The cobbles are glossed, softened by three hundred years; they’re glazed with the lives of our great-great grandparents. You remember the copper and steam of your grandmother’s kitchen, the hand-rolled noodles, yes? Walk down the street to the Book Loft, loose your ness into its brownstone labyrinth, wander into the music that calls you. You may spend hours in a room the size of a closet, transported to Órgiva, the coast of Normandy, buying bread. Steve, in his timeless blue shirt, dark haired, rings you up, remembers you after three years away.
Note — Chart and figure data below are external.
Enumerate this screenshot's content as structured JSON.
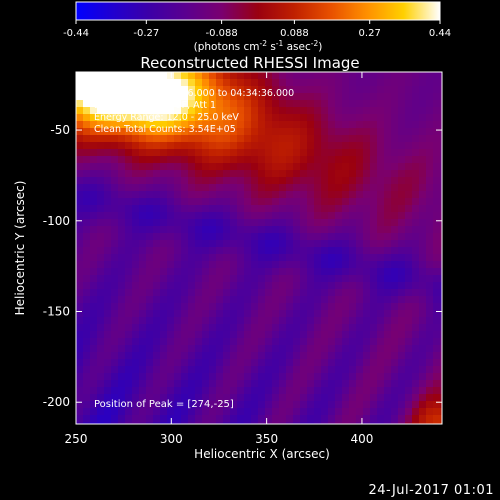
{
  "chart_data": {
    "type": "heatmap",
    "title": "Reconstructed RHESSI Image",
    "xlabel": "Heliocentric X (arcsec)",
    "ylabel": "Heliocentric Y (arcsec)",
    "xlim": [
      250,
      442
    ],
    "ylim": [
      -212,
      -18
    ],
    "x_ticks": [
      "250",
      "300",
      "350",
      "400"
    ],
    "x_tick_values": [
      250,
      300,
      350,
      400
    ],
    "y_ticks": [
      "-50",
      "-100",
      "-150",
      "-200"
    ],
    "y_tick_values": [
      -50,
      -100,
      -150,
      -200
    ],
    "colorbar": {
      "range": [
        -0.44,
        0.44
      ],
      "ticks": [
        "-0.44",
        "-0.27",
        "-0.088",
        "0.088",
        "0.27",
        "0.44"
      ],
      "tick_values": [
        -0.44,
        -0.27,
        -0.088,
        0.088,
        0.27,
        0.44
      ],
      "label_parts": [
        "(photons cm",
        "-2",
        " s",
        "-1",
        " asec",
        "-2",
        ")"
      ]
    },
    "annotations": [
      "2-Feb-2011 04:24:36.000 to 04:34:36.000",
      "Detectors: 3F 6F 9F, Att 1",
      "Energy Range: 12.0 - 25.0 keV",
      "Clean     Total Counts: 3.54E+05"
    ],
    "peak_label": "Position of Peak = [274,-25]",
    "peak": [
      274,
      -25
    ],
    "colormap": [
      "#0000ff",
      "#2000d0",
      "#3c00a8",
      "#5a0090",
      "#7a0070",
      "#9a0010",
      "#c02000",
      "#e85000",
      "#ff9000",
      "#ffd000",
      "#ffffff"
    ]
  },
  "footer": {
    "date": "24-Jul-2017 01:01"
  }
}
Walk through gaslight glow to the Mohawk; drink wine with people who have loved you for three thousand miles, for thirty years. Later, make pesto in the rented kitchen, gnocchi steam beading windows, anointing the spider plant’s long green legs. Love is alchemical, lifts us fragrant.
Dip your finger in Chantilly cream; summon unto you, my lips.
Mars breathes methane, sends plumes into the atmosphere, lost hieroglyphs spiking pyramids into summer. Water may once have flown here; pebbles line the river channel. Look too long, your eyes will sketch footprints along the waterline. My student tells me:
“Methane only survives a short time. It shouldn’t be there. Something is…replenishing it.”
I think: even if it is only serpentinization, iron-bearing rocks reacting with water… there is water. All my body’s molecules rise to peer east at the red planet. You and I know it takes more than eyes to see what thrives below the surface, to skein our fingers through dimensions. Bohr says we must unsharpen. The peppered moth sees with its skin; dermal photoreception means that if blinded, it still changes color to mimic environment. How would you illuminate if you could drink Earth and Mars with your skin, drench your own irridophores iridescent?
Spread this old white blanket, just so, under the ancient olive tree; anchor corners with kicked-off shoes, the full basket, keys you know you’ve lost this way again and again. Bring out sweet dark cherries, soft white cheese, pour red wine into blue enamel cups; pour fingertips and mouths toward angles of repose. Be still, now, and let the pinyon jays alight: a quickening of dovesoft bluegrey, if water were silk and feathered, voiced with marjoram and leaving. A quick rain spangles the air with petrichor, entangles with sparks as the train comes by.
We granulate, come to valence, falling through; our bodies and voices mingle and fizz like an unfocused film, the static blurring our pulse lines in this sacred field, the final keep of the known world, where we are only visible when we collide.
Rising, we catch the holy afternoon light by its gills like a golden fish and eat it with our hands.